As insurance industry carriers, vendors, and assorted observers descended upon Toronto last week for Insurance-Canada’s Technology Conference (ICTC), several questions emerged about the readiness of Canadian insurance carriers to embrace innovations such as Software-as-a-Service/cloud, artificial intelligence (AI), blockchain, and robotic process automation.
First and foremost, it is important not to confuse lack of desire with lack of readiness. Many insurance carriers at ICTC expressed a strong desire to integrate these types of innovations into their operations. Yet, at the same time, these carriers acknowledged that they faced hurdles to adopting innovation.
Cost and antiquated technology are usually the “go-to” scapegoats for carriers when they discuss their inability to embrace innovation. And these were mentioned. However, discussions with carriers revealed far deeper issues of readiness that need to be addressed in regard to embracing innovation:
- Inability to scale innovation across the organization: Carriers that are trying to innovate note that it is being done in pockets in their respective organizations but not on a widespread basis. For example, underwriting may be tinkering with AI, but other business functions may be stuck in 1996 marveling at the wonder of the internet (which was cited by many carriers as their biggest innovative tool).
- Inability of culture to adapt to an unknown and uncertain future: Carriers like as much certainty in their business as possible. Embracing innovation invites a certain level of uncertainty, and this makes leaders at carriers uncomfortable. As a result, sub-C-suite management and their staff are reluctant to introduce anything that might disrupt that level of comfort. This reticence becomes magnified at carriers that are focused on quarterly earnings management.
- Inability to rub stomach while patting top of head: This issue runs part and parcel with the previous issue. Many carriers have a difficult time managing day-to-day operations while trying to introduce innovative processes.
- Dearth of talent: Finally, many carriers concede that they simply do not have the expertise in-house to manage and deploy many of the innovative technologies that have emerged and that continue to emerge.
While this appears to be a grim situation for carriers, several carriers that have had success deploying innovative technologies offered up these bits of advice:
- Outline a broad strategic vision. This is a standard tactic—a firm deciding what it wants its future state to look like.
- Ensure that innovation is connected to strategic vision. Innovation cannot just happen because it might be the flavor of the week or because someone said something really interesting about it at a conference. Innovation has to take place to drive an outcome, not just for the sake of making change.
- Align executive leadership on this vision and establish priorities. Ensuring buy-in at the top levels gives implicit permission for lower levels to fall in line. However, it should not be assumed that the rank and file will automatically fall in line. These employees must be coached to continue to strive for change and hit established tollgates for progress.

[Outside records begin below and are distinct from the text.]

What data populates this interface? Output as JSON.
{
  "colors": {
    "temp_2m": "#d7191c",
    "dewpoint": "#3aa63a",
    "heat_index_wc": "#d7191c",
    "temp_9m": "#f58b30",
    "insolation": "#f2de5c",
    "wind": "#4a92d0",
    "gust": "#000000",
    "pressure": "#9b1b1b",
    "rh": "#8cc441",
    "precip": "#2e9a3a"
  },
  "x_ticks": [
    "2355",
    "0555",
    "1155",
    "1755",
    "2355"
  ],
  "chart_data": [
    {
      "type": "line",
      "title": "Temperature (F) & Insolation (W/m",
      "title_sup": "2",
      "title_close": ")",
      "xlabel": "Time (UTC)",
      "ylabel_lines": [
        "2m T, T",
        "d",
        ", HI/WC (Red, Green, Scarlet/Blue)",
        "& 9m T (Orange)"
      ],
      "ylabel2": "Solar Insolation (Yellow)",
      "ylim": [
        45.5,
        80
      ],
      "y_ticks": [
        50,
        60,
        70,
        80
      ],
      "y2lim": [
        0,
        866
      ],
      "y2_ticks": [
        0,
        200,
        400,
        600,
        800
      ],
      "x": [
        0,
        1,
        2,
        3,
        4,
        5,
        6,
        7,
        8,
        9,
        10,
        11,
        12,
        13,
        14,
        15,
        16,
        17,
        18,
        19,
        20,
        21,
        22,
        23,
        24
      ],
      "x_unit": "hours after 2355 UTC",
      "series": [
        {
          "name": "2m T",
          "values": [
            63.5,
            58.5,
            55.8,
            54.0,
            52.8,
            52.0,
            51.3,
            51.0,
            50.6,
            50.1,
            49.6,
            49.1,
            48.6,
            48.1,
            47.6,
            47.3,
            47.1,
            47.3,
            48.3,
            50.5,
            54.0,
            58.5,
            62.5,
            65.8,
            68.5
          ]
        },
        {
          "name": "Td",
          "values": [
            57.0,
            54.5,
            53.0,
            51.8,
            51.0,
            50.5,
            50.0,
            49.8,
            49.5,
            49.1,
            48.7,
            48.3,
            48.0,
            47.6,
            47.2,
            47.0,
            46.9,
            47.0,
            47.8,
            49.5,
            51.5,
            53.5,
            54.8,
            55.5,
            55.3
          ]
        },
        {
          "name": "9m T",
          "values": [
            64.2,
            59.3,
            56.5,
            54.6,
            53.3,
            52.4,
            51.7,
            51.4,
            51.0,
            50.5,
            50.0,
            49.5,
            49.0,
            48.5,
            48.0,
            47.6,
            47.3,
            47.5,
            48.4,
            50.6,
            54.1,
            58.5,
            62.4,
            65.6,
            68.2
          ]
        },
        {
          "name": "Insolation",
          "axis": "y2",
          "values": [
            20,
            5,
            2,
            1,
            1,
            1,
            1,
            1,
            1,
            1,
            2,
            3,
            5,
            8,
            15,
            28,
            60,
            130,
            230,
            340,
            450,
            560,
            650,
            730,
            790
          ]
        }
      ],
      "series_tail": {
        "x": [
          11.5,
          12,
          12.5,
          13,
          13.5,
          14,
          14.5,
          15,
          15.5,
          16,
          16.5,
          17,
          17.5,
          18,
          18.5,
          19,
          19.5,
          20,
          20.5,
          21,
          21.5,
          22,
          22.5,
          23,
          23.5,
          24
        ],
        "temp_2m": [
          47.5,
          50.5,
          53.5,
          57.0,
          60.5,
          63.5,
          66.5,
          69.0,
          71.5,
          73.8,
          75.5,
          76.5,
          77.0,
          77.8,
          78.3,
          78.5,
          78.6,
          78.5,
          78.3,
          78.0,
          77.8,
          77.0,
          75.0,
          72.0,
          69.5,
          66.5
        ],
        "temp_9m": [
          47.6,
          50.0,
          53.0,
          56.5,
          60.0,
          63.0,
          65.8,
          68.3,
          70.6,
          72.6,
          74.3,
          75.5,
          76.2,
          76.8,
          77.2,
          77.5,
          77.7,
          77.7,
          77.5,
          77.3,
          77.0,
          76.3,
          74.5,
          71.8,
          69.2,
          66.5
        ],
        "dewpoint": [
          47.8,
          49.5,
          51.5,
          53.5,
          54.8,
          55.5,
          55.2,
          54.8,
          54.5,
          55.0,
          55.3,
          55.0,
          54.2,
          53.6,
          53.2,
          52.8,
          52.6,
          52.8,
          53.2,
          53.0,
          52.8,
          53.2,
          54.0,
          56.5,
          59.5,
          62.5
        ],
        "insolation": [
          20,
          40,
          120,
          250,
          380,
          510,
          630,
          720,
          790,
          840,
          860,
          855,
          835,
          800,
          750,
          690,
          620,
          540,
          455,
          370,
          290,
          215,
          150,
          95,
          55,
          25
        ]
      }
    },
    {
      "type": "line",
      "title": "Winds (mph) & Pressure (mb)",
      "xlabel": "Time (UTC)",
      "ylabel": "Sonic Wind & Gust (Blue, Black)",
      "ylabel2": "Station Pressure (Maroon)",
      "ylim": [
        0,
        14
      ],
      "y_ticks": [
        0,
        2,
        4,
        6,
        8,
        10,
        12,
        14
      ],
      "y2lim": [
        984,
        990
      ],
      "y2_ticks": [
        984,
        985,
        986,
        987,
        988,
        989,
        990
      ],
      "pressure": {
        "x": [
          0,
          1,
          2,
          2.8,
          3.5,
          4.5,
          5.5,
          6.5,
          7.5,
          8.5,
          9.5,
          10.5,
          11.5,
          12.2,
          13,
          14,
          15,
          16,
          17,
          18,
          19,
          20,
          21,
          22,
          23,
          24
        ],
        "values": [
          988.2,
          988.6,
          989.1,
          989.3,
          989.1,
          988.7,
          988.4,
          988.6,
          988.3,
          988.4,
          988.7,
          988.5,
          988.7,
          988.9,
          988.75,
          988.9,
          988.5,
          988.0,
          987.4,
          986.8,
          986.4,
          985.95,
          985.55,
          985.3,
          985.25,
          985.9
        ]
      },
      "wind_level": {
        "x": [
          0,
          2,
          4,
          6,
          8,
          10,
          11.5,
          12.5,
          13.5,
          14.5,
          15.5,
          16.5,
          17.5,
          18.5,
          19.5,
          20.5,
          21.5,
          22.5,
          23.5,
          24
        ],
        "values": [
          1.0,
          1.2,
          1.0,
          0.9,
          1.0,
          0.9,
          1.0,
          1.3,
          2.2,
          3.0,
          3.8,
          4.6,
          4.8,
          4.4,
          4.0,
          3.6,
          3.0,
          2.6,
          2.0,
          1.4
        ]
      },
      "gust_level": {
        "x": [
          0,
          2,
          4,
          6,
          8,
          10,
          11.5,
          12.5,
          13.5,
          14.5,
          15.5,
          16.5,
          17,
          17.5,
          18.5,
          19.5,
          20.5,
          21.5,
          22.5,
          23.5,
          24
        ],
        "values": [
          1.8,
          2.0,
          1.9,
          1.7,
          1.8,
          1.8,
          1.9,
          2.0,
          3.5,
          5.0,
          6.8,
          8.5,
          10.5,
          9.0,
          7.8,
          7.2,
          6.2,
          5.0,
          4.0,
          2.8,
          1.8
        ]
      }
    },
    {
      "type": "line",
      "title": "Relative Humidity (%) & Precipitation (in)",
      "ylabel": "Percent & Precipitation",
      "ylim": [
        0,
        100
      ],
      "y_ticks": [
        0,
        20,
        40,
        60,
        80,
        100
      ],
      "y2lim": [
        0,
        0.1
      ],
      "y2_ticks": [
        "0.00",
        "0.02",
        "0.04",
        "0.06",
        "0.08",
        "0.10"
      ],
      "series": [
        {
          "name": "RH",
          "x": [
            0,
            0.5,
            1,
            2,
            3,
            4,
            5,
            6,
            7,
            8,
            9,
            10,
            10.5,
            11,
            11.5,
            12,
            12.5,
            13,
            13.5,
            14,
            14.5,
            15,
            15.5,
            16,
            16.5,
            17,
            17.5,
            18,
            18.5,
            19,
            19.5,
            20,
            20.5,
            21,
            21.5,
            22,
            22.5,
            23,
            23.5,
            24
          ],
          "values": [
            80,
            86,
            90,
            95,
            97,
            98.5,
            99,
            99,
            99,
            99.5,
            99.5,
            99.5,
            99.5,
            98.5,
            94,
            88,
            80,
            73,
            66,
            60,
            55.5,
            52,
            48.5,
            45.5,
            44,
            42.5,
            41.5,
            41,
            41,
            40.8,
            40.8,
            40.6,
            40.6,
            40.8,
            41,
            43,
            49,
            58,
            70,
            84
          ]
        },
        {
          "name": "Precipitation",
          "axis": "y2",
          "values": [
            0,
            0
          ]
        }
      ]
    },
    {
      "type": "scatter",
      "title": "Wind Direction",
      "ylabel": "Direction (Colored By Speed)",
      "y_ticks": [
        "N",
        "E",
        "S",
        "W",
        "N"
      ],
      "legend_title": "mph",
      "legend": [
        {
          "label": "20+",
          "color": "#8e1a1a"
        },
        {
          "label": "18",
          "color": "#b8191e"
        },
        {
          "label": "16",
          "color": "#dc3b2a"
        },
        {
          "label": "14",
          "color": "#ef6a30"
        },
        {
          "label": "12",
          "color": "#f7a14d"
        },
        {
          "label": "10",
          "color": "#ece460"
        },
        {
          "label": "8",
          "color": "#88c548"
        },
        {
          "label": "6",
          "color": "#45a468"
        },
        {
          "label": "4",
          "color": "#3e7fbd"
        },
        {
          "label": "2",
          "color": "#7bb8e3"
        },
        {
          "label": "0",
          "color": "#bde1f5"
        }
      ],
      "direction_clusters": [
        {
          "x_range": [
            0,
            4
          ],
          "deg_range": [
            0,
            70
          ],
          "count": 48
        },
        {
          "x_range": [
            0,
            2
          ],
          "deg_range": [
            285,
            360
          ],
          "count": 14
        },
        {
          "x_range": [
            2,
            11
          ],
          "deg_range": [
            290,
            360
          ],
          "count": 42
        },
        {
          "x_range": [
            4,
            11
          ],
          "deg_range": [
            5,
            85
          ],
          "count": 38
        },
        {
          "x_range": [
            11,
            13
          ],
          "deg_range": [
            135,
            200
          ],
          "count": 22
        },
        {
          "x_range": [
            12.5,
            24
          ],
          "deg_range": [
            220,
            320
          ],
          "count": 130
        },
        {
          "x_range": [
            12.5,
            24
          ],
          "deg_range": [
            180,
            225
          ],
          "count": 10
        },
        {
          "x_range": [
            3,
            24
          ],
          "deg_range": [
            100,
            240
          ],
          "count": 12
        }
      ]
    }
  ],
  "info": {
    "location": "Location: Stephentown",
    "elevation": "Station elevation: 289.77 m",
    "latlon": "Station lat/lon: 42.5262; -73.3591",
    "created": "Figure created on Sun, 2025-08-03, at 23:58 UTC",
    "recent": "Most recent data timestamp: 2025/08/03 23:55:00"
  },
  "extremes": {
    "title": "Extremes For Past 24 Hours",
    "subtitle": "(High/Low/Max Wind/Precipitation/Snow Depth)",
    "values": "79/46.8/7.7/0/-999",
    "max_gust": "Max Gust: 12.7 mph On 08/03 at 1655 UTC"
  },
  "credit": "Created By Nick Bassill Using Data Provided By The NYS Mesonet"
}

- Recognize that change takes time. This is not particularly insightful advice (sort of like telling someone to avoid eating broken glass), but it is useful to keep in mind when roadblocks inevitably appear or when the day-to-day operations sometimes take precedence.
- Focus on outcomes and supporting activities. Carriers should focus not on the stumbles but rather on bouncing back and driving toward those outcomes.
Certainly, carriers have different levels of readiness to embrace and deploy innovations. Therefore, carriers following these suggestions will likely experience a different pace of innovation acceptance. No matter the pace, the more important point is that if carriers recognize that they have to change, any pace of change is better than no change at all.